Насколько я знаю, любовь эта осталась у него
навсегда. Как воспоминание о том лучшем, что было
на войне. Но иного решения у него не было.
Война – это масса искушений. Возможность
захватить какие-то трофеи, например. Многие наши
военачальники целые машины отправляли с
трофеями. А потом прошло несколько лет, и каждый
задумался: зачем все это было? для чего? Как итог
войны это воспринималось ужасно. Но война вся –
исключение.
Я и раньше читал Евангелие, но недавно я его
перечитал. И вдруг внезапно, неожиданно понял… А
что это такое? Каждое из четырех Евангелий – это
рассказ, довольно простой, рассказ-биография из
серии «Жизнь замечательных людей». Про
трагическую жизнь одного человека.
Почему, спрашивается, этот рассказ обладает
такой силой и такой художественной
неповторимостью? Вот Лев Николаевич Толстой
пробовал написать свое Евангелие. Не получилось
у него, я читал. Сухо, нравоучительно, неинтересно
по сравнению с рассказами этих плотников и
рыбаков. Что это такое? В чем тайна этого
сочинения?
Не знаю, наверное, есть какие-то
литературоведческие подходы к этому. Я их не
читал. Но удивительность этого повествования,
она, конечно, меня поражает.
Почему это так действует? Почему люди читают это
уже две тысячи лет почти? И по-прежнему это
действует, по-прежнему каждый что-то находит для
себя. В чем дело? В чем секрет этого? Если подойти
к этому как к чисто литературному явлению,
откидывая то, что это священная книга.
Вы скажете: нельзя это откинуть. А почему? Это
текст. Это всего лишь текст. Рассказ. Биография.

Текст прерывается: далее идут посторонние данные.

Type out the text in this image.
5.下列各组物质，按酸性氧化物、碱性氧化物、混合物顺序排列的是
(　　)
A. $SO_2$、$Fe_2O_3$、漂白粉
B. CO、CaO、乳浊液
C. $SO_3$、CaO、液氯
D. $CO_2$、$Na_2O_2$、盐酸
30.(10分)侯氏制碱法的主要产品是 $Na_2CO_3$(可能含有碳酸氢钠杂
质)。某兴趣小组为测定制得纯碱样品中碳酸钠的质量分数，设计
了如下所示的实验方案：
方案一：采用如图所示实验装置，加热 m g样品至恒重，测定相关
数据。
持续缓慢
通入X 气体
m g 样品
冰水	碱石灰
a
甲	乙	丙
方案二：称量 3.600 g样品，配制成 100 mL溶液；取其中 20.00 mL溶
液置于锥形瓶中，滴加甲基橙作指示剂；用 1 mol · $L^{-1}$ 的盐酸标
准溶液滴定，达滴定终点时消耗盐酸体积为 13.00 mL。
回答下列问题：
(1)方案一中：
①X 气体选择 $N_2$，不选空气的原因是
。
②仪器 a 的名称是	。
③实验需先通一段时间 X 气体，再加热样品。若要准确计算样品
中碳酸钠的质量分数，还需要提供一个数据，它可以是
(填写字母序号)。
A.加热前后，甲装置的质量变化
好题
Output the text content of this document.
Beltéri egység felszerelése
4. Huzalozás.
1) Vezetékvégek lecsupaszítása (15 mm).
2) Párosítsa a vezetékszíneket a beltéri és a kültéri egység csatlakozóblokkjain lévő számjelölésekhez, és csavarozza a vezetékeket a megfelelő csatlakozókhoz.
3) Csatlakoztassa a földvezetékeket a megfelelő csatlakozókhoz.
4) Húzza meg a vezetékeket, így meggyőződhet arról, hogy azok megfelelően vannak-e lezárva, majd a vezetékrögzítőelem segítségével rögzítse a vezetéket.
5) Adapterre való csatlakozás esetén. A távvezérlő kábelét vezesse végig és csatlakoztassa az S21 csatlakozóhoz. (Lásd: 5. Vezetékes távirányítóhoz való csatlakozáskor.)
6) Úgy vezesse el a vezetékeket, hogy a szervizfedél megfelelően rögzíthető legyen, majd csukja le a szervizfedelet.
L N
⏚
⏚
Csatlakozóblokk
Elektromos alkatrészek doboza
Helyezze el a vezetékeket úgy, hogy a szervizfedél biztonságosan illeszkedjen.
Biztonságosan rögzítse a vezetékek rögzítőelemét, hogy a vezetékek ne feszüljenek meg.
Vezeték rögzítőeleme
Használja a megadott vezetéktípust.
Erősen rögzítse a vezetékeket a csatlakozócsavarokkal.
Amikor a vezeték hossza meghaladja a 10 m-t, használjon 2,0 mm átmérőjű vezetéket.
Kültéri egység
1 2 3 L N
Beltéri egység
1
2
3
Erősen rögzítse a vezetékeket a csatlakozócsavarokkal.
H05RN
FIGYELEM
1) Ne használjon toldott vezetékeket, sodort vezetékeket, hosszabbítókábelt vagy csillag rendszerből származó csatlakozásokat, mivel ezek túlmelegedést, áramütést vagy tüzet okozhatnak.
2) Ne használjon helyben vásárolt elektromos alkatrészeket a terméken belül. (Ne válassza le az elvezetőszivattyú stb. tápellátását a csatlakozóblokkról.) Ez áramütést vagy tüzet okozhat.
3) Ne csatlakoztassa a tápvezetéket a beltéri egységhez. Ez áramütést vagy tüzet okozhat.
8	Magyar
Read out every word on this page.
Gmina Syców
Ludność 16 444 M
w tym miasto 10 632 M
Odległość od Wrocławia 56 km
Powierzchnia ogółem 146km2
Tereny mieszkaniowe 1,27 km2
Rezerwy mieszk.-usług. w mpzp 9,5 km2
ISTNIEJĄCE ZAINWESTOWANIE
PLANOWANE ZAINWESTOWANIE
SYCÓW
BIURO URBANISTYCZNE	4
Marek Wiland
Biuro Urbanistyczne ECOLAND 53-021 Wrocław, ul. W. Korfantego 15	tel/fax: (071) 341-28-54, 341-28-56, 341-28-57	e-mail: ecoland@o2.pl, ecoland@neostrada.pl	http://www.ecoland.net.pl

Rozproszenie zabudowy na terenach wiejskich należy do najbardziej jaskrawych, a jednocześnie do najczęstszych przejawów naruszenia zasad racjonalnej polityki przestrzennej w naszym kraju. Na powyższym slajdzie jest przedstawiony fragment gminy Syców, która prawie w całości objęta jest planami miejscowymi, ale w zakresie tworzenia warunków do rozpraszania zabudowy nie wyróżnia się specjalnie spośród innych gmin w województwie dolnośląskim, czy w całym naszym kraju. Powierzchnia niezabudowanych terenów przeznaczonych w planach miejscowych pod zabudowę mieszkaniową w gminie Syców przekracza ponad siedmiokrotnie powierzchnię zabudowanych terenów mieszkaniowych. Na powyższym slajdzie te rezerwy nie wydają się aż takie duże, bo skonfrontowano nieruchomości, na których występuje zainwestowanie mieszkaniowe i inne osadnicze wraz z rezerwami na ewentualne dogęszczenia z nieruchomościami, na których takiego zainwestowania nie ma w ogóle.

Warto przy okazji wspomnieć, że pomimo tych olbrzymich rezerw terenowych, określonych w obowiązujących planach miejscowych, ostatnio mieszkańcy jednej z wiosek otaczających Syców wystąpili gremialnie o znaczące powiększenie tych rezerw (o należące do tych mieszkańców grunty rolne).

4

Вот такой человек появился на свет божий, такие у
него были злоключения, такие у него были ученики,
так он погиб.
Ан нет! Что-то еще сверх этого появляется. Как это?
Чем это объяснить? Даже у человека, который, как я,
воспитывался в атеизме, и то волей-неволей
возникает какое-то странное чувство, и не
понимаешь: как это достигнуто?
Говорят: сакральный смысл. Но ведь это просто
расположенные в каком-то порядке слова и фразы.
Почему же даже религиозный человек не может
создать ничего подобного? Почему священники,
блаженные, святые, написав массу текстов
(блаженный Августин, Фома и так далее) не смогли
подняться до этих вершин? Их можно читать, иногда
интересно, но это совсем не тот уровень. У меня
нет объяснений. Я не знаю, есть ли они у
кого-нибудь.
Да, можно заслониться словами «это священное
писание». Прибавить веру, божественное что-то. Но
все это не объясняет чисто художественной силы. И
не только Евангелия, но, например, поразительной
«Книги Иова». Что это такое? Связано ли это как-то
с чувством любви к людям или любовью к Богу, верой
и подобными ощущениями?
Когда говоришь о том, что ты понял, надо помнить
еще вот о чем: я понял то, что я не понял. Это
важная часть.
Я встречался в жизни с несколькими людьми,
которых я считаю гениальными. Что такое гений?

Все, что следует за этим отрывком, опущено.